Thanks for your reply. It is flat now that I have aluminum channel bars clamped on their edges to the top. If I wet the underside (concave side), would that help or am I still most likely going to need steel angle bars attached to the bottom/perimeter?


----------



## Steve Neul (Sep 2, 2011)

William H said:


> Thanks for your reply. It is flat now that I have aluminum channel bars clamped on their edges to the top. If I wet the underside (concave side), would that help or am I still most likely going to need steel angle bars attached to the bottom/perimeter?
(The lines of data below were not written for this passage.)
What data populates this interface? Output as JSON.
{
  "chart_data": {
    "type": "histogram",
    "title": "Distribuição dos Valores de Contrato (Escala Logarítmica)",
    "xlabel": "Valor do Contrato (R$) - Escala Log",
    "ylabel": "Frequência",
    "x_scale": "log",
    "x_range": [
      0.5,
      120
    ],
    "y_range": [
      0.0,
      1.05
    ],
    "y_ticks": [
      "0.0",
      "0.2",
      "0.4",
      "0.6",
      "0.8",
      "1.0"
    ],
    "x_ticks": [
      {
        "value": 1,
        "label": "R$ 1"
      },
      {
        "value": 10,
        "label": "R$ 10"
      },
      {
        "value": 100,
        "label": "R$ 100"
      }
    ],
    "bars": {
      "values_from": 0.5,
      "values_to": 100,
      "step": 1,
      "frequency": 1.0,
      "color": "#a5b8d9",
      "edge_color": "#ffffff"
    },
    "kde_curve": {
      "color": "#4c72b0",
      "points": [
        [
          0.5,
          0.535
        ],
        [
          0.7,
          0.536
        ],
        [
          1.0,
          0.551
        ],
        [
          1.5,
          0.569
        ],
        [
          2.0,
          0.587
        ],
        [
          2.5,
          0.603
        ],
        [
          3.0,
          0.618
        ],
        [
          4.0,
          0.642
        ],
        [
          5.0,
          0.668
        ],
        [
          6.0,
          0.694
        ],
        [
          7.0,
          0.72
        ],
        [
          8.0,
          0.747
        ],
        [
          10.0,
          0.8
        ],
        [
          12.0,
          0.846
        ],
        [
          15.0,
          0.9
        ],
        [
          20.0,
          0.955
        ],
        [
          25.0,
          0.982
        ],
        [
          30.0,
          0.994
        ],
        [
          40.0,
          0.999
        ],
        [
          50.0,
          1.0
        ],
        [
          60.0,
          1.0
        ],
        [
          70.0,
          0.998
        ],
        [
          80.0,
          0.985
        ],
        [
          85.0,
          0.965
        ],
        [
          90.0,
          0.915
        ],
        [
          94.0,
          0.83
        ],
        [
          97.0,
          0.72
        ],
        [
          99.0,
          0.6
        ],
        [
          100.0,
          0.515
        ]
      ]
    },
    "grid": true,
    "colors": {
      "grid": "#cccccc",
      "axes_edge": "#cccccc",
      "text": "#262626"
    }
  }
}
Right now the wood is under pressure and the aluminum is forcing it flat. It wouldn't hurt to wet the underside to lessen the pressure. When that dries it would probably be helpful to seal both sides with some kind of finish to stabilize it.


----------



## William H (Jun 22, 2020)

Steve Neul said:


> Right now the wood is under pressure and the aluminum is forcing it flat. It wouldn't hurt to wet the underside to lessen the pressure. When that dries it would probably be helpful to seal both sides with some kind of finish to stabilize it.


Thanks, I will do that.


----------



## David Nickell (Jul 6, 2020)

A third generation carpenter, the best I have ever known, once told me that anybody could build, but your skill as a carpenter/woodworker was in how you overcome mistakes.


----------